El mexicano,irreverente, acostumbrado al escándalo, a la fiesta, pasea por el aeropuerto de Lisboa, antes de embarcar rumbo a Rusia, ataviado con su sombrero y playera verde se siente el rey del mundo.
Envalentonado se topa con brasileños y les decreta que serán eliminados en Octavos cuando enfrenten al Tri. Parece resignarse a que será segundo de grupo.
Las risas de ambos bandos aparecen, el ambiente parece que será jovial, comenzará la fiesta en el avión. Ya adentro, el mexicano intenta echar una porra y organizar la famosa ola.
En el primer intento recibe una reprimenda, el segundo es un regaño claro de que ese comportamiento no es admisible.
El avión se vuelve un cementerio y se pone más gélido cuando aterriza en Moscú.

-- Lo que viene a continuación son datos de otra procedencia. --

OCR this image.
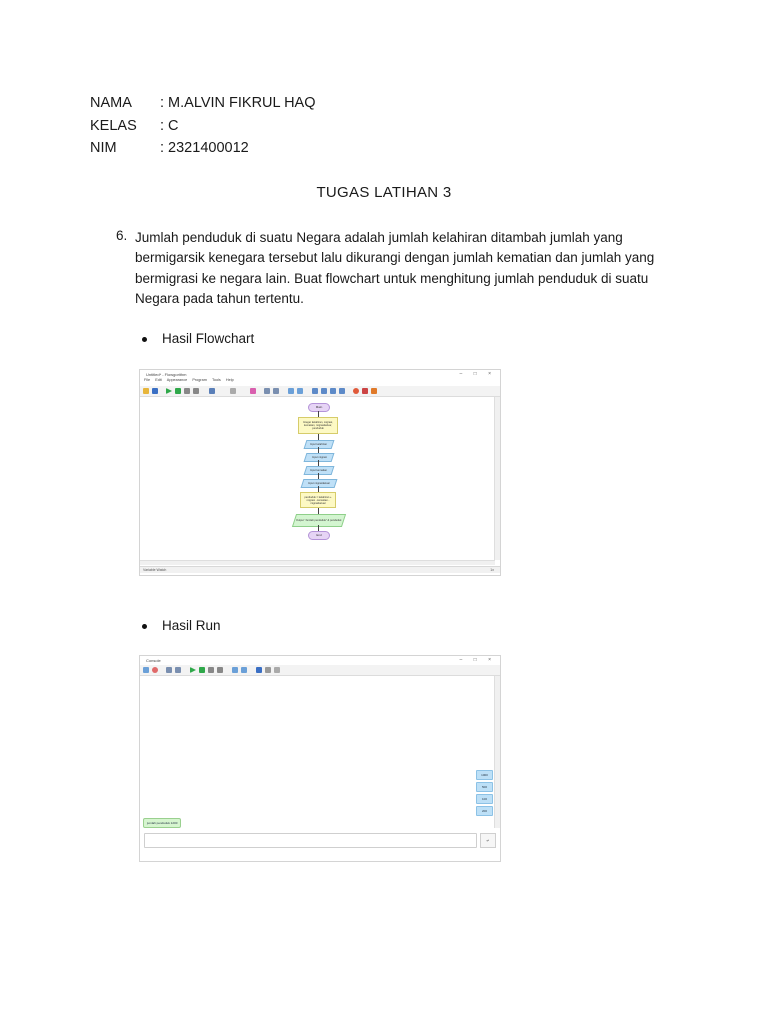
NAMA	: M.ALVIN FIKRUL HAQ
KELAS	: C
NIM	: 2321400012
TUGAS LATIHAN 3
6. Jumlah penduduk di suatu Negara adalah jumlah kelahiran ditambah jumlah yang bermigarsik kenegara tersebut lalu dikurangi dengan jumlah kematian dan jumlah yang bermigrasi ke negara lain. Buat flowchart untuk menghitung jumlah penduduk di suatu Negara pada tahun tertentu.
Hasil Flowchart
Untitled* - Flowgorithm	– □ ×
File Edit Appearance Program Tools Help
Main
Integer kelahiran, migrasi, kematian, migrasikeluar, penduduk
Input kelahiran
Input migrasi
Input kematian
Input migrasikeluar
penduduk = kelahiran + migrasi - kematian - migrasikeluar
Output "Jumlah penduduk" & penduduk
End
Variable Watch	1x
Hasil Run
Console	– □ ×
1000
500
100
200
jumlah penduduk 1200
↵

La indicación: nadie puede bajar del avión, seguridad tiene que inspeccionarlo.
Una rubia de media estatura entra al a la aeronave, no tiene una sonrisa de “bienvenidos a mi país”, en su defecto, porta una cámara térmica que va grabando a todos los que están en el avión.
Los rostros de los pasajeros han quedado grabados, el silencio es absoluto, la festividad de brasileños y mexicanos es apagada.
El siguiente paso es migración, el lugar está abarrotado, la inspección es minuciosa, revisan cada sello, cada hoja del pasaporte mientras una cámara sigue grabando cada instante.
A un costado de migración se encuentra el acceso de personal, la entrada de los agentes de seguridad hipnotiza a todos; ellos accesan con orden, la puerta se abre cuando la tarjeta de acceso la activa, pero a diferencia de México, la fila de personas no avanza con la puerta abierta, el protocolo exige que cada empleado la abra y cierre.
Una vez pasando migración, la esperanza del mexicano aflora, vino a la fiesta más grande del futbol y espera que así sea.